Bu oyların bir bölümü emanet oydur. Amaca ulaşılmış ve AKP tek başına iktidar olamamıştır, bunun ardından herkes kendi yerine dönebilir.

Ama bu herkes için geçerli değildir.

Cumhurbaşkanlığı seçimi ve ardından da genel seçimde çok sayıda insanın kulakları HDP’nin söylemine açık duruma geldi. Eskiden ne söylerseniz söyleyin, dinlemiyorlardı. Şimdi kabul etmeseler bile dinliyorlar ve AKP’yi engellemek için HDP’ye oy vermiş insanların bu dinlediklerinden hiç etkilenmeyeceklerini düşünmek doğru değildir. Kaldı ki, bu insanlar, özellikle de HDP’ye oy vermiş bazı CHP’liler kendi partileriyle asla elde edemeyecekleri bir başarıya HDP ile ulaştılar.

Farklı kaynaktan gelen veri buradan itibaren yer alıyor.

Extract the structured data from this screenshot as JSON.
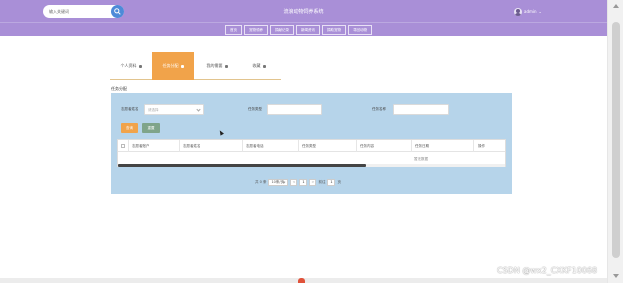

Bu insanların en azından bir bölümünün oyları HDP’de kalıcılaşacaktır, en azından bu partiyi her zaman koruyup kollayacaklardır.

Dün uzakta olan, kulakları size kapalı olan insanlar bugün sizi dinliyorsa, sizinle birlikte başarıya ulaşmışsa; bunun onları hiç etkilememesi mümkün değildir.

Kaldı ki, CHP’den kopan ve HDP’ye yönelen Alevi oyları da emanet oy değildir; bu partiden artık bıkmış olan kitlenin bir bölümünün HDP’ye yönelmesidir.

Ek olarak, büyük bir Kürt seçmen kitlesinin AKP’den koparak HDP’ye oy verdiğini de görmek gerekir.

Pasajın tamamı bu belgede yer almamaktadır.